Cuando Trump ridiculiza centros de producción de conocimiento y universidades a la vez que suspende las ayudas a los más pobres (Medicaid, el Programa de Asistencia Nutricional Suplementaria), lo compensa activando un señuelo ilusionante basado en el discurso del retorno de un pasado triunfal (una música que les sonaría familiar a los nazis descritos por Meyer). Lo que está logrando es la desertización del saber y una pauperización cultural de la sociedad con efectos devastadores en las clases pobres para hacerlas más vulnerables y manipulables si cabe: ¿qué valores mimetizarán? El tercer pilar queda transfigurado en un perverso polimorfo para renegar de lo que avergüenza.
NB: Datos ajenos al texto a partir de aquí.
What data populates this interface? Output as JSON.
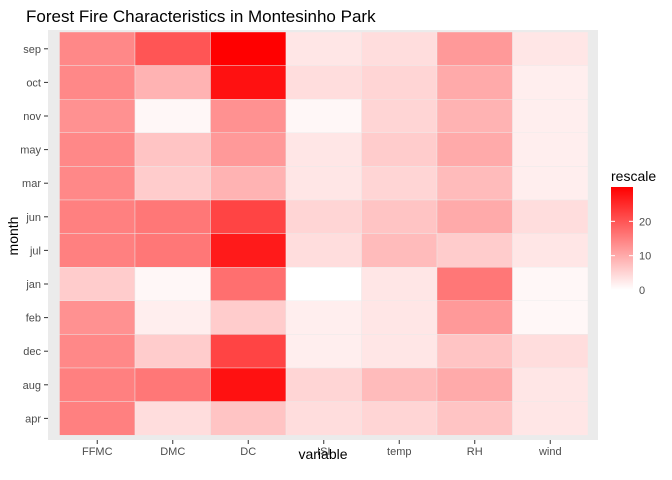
{
  "chart_data": {
    "type": "heatmap",
    "title": "Forest Fire Characteristics in Montesinho Park",
    "xlabel": "variable",
    "ylabel": "month",
    "x_categories": [
      "FFMC",
      "DMC",
      "DC",
      "ISI",
      "temp",
      "RH",
      "wind"
    ],
    "y_categories": [
      "sep",
      "oct",
      "nov",
      "may",
      "mar",
      "jun",
      "jul",
      "jan",
      "feb",
      "dec",
      "aug",
      "apr"
    ],
    "values": [
      [
        14,
        20,
        30,
        3,
        4,
        12,
        3
      ],
      [
        14,
        9,
        28,
        4,
        5,
        10,
        2
      ],
      [
        13,
        1,
        13,
        1,
        5,
        9,
        2
      ],
      [
        14,
        7,
        12,
        3,
        6,
        10,
        2
      ],
      [
        14,
        6,
        9,
        3,
        5,
        8,
        2
      ],
      [
        15,
        16,
        22,
        5,
        7,
        10,
        4
      ],
      [
        15,
        16,
        27,
        4,
        8,
        6,
        3
      ],
      [
        6,
        1,
        17,
        0,
        3,
        16,
        1
      ],
      [
        13,
        2,
        6,
        2,
        3,
        12,
        1
      ],
      [
        14,
        6,
        22,
        2,
        3,
        7,
        4
      ],
      [
        15,
        16,
        28,
        5,
        8,
        10,
        3
      ],
      [
        15,
        4,
        7,
        4,
        5,
        7,
        3
      ]
    ],
    "scale": {
      "low_color": "#ffffff",
      "high_color": "#ff0000",
      "range": [
        0,
        30
      ]
    },
    "legend": {
      "title": "rescale",
      "ticks": [
        0,
        10,
        20
      ],
      "position": "right"
    },
    "panel_background": "#ebebeb"
  }
}
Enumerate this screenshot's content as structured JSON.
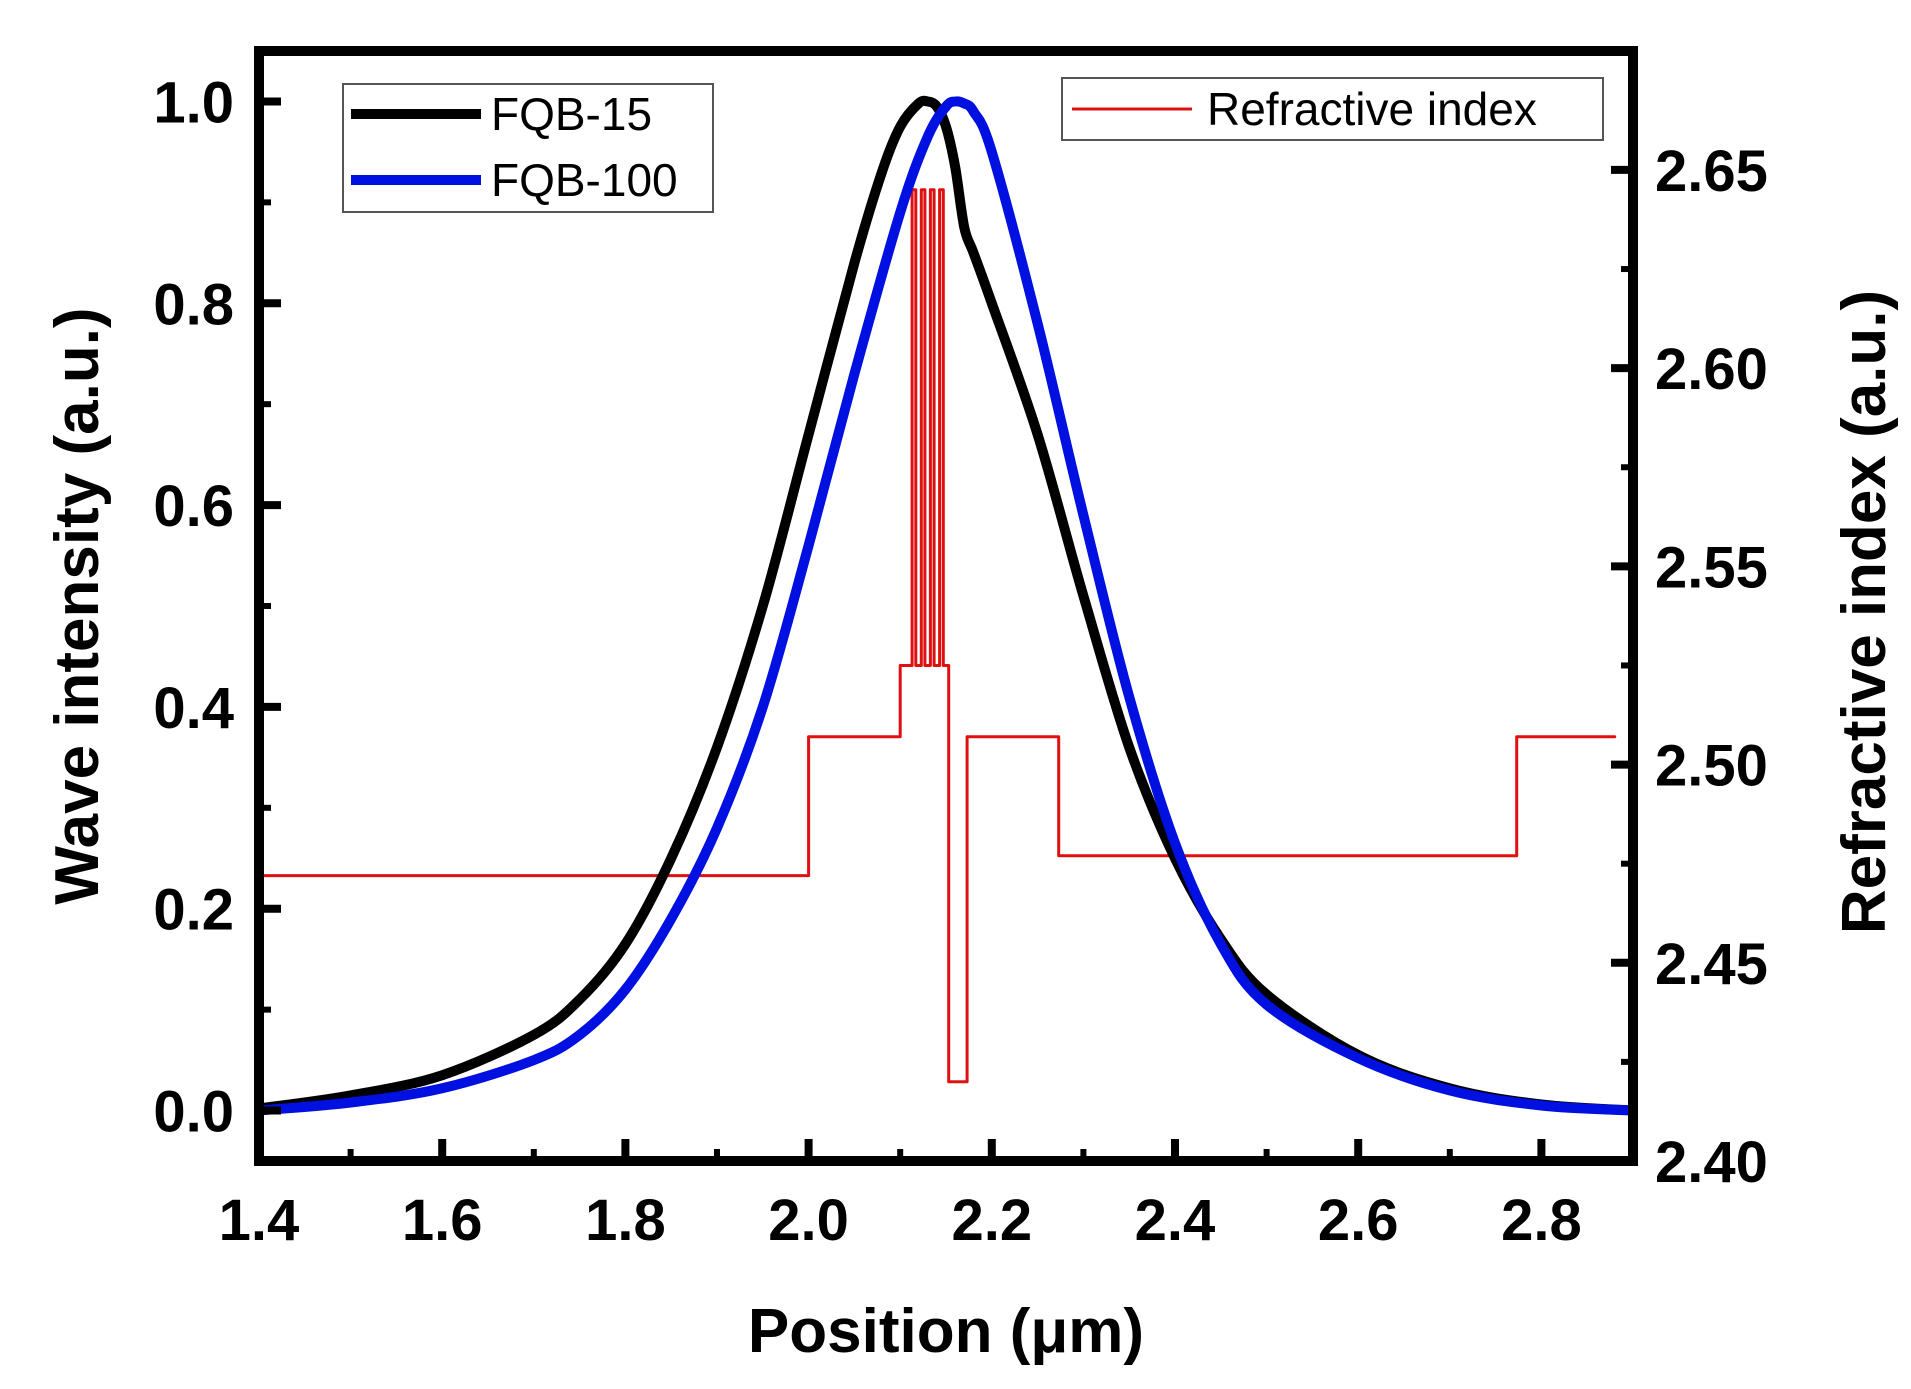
{
  "chart_data": {
    "type": "line",
    "xlabel": "Position (μm)",
    "ylabel": "Wave intensity (a.u.)",
    "y2label": "Refractive index (a.u.)",
    "xlim": [
      1.4,
      2.9
    ],
    "ylim": [
      -0.05,
      1.05
    ],
    "y2lim": [
      2.4,
      2.68
    ],
    "x_ticks": [
      1.4,
      1.6,
      1.8,
      2.0,
      2.2,
      2.4,
      2.6,
      2.8
    ],
    "x_tick_labels": [
      "1.4",
      "1.6",
      "1.8",
      "2.0",
      "2.2",
      "2.4",
      "2.6",
      "2.8"
    ],
    "y_ticks": [
      0.0,
      0.2,
      0.4,
      0.6,
      0.8,
      1.0
    ],
    "y_tick_labels": [
      "0.0",
      "0.2",
      "0.4",
      "0.6",
      "0.8",
      "1.0"
    ],
    "y2_ticks": [
      2.4,
      2.45,
      2.5,
      2.55,
      2.6,
      2.65
    ],
    "y2_tick_labels": [
      "2.40",
      "2.45",
      "2.50",
      "2.55",
      "2.60",
      "2.65"
    ],
    "legend_left": {
      "position": "top-left",
      "entries": [
        "FQB-15",
        "FQB-100"
      ]
    },
    "legend_right": {
      "position": "top-right",
      "entries": [
        "Refractive index"
      ]
    },
    "series": [
      {
        "name": "FQB-15",
        "axis": "left",
        "color": "#000000",
        "x": [
          1.4,
          1.5,
          1.6,
          1.7,
          1.75,
          1.8,
          1.85,
          1.9,
          1.95,
          2.0,
          2.05,
          2.08,
          2.1,
          2.12,
          2.13,
          2.14,
          2.15,
          2.16,
          2.17,
          2.18,
          2.2,
          2.25,
          2.3,
          2.35,
          2.4,
          2.45,
          2.5,
          2.6,
          2.7,
          2.8,
          2.9
        ],
        "y": [
          0.002,
          0.015,
          0.035,
          0.075,
          0.11,
          0.165,
          0.25,
          0.36,
          0.5,
          0.67,
          0.84,
          0.93,
          0.975,
          0.998,
          1.0,
          0.995,
          0.975,
          0.935,
          0.875,
          0.85,
          0.8,
          0.67,
          0.51,
          0.36,
          0.25,
          0.17,
          0.115,
          0.055,
          0.022,
          0.006,
          0.0
        ]
      },
      {
        "name": "FQB-100",
        "axis": "left",
        "color": "#0010e0",
        "x": [
          1.4,
          1.5,
          1.6,
          1.7,
          1.75,
          1.8,
          1.85,
          1.9,
          1.95,
          2.0,
          2.05,
          2.1,
          2.13,
          2.15,
          2.16,
          2.17,
          2.18,
          2.2,
          2.25,
          2.3,
          2.35,
          2.4,
          2.45,
          2.5,
          2.6,
          2.7,
          2.8,
          2.9
        ],
        "y": [
          0.0,
          0.008,
          0.022,
          0.05,
          0.075,
          0.12,
          0.19,
          0.28,
          0.4,
          0.56,
          0.73,
          0.89,
          0.965,
          0.995,
          1.0,
          0.998,
          0.99,
          0.95,
          0.78,
          0.59,
          0.41,
          0.265,
          0.165,
          0.105,
          0.052,
          0.02,
          0.005,
          0.0
        ]
      },
      {
        "name": "Refractive index",
        "axis": "right",
        "color": "#e01010",
        "step": true,
        "x": [
          1.4,
          2.0,
          2.0,
          2.1,
          2.1,
          2.113,
          2.113,
          2.117,
          2.117,
          2.123,
          2.123,
          2.127,
          2.127,
          2.133,
          2.133,
          2.137,
          2.137,
          2.143,
          2.143,
          2.147,
          2.147,
          2.153,
          2.153,
          2.153,
          2.153,
          2.173,
          2.173,
          2.273,
          2.273,
          2.773,
          2.773,
          2.88
        ],
        "y": [
          2.472,
          2.472,
          2.507,
          2.507,
          2.525,
          2.525,
          2.645,
          2.645,
          2.525,
          2.525,
          2.645,
          2.645,
          2.525,
          2.525,
          2.645,
          2.645,
          2.525,
          2.525,
          2.645,
          2.645,
          2.525,
          2.525,
          2.525,
          2.42,
          2.42,
          2.42,
          2.507,
          2.507,
          2.477,
          2.477,
          2.507,
          2.507
        ]
      }
    ]
  }
}
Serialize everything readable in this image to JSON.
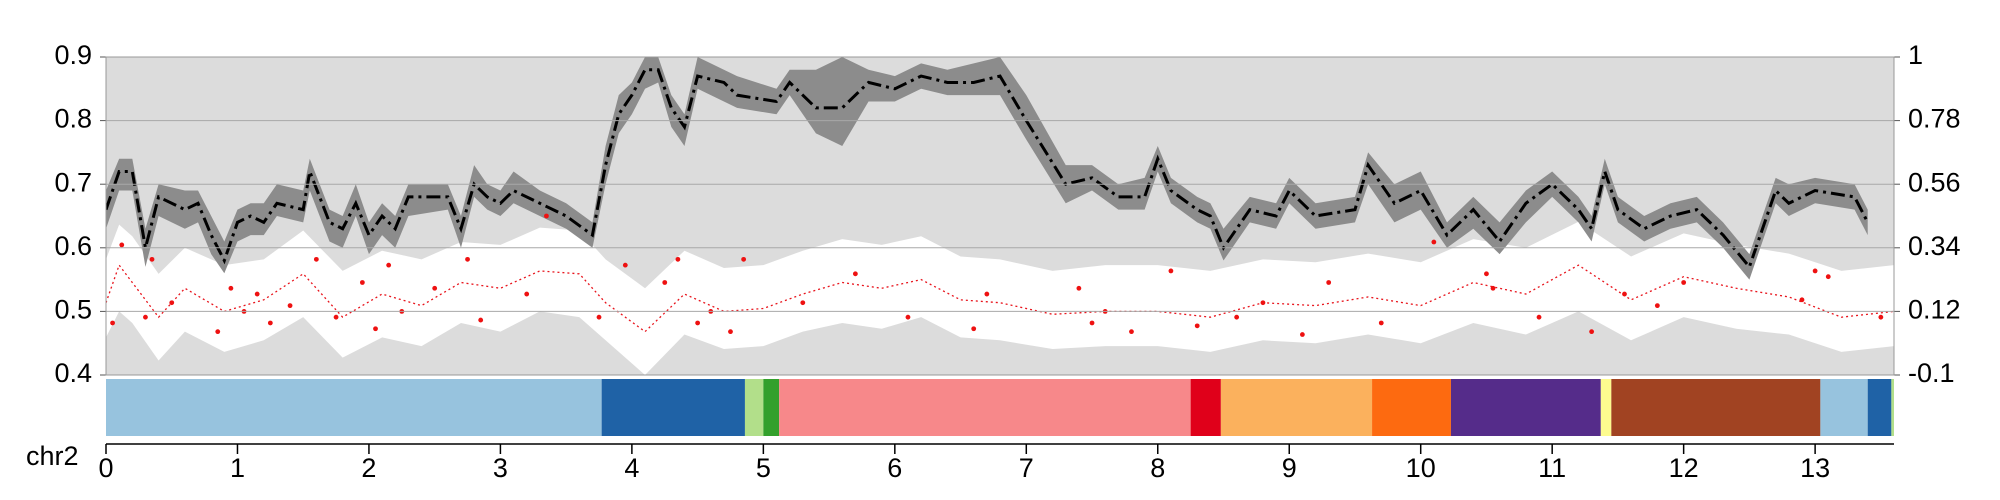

Hace poco, Antón Costas alertaba sobre una infancia dickensiana en España que abochorna. Habría que preguntarse si la dirección de la cura podría pasar por una coalescencia entre políticas de ayudas directas y un embalaje de valores y hábitos comprometidos con una ética de la antipobreza o, dicho con otras palabras, una lucha no tan orientada a saber identificar el mal, como dirigida a la esperanza de lograr una buena vida (buenos trabajos, salud, vivienda, goce artístico y científico, dominio de las habilidades de pensamiento), equivalente a una lucha por contener la creciente pasión por la ignorancia, es decir, por el amor a no querer saber en lo que la cosa falla. Si la sociedad cede, solo resta vivir para nada, aunque valga más que no vivir.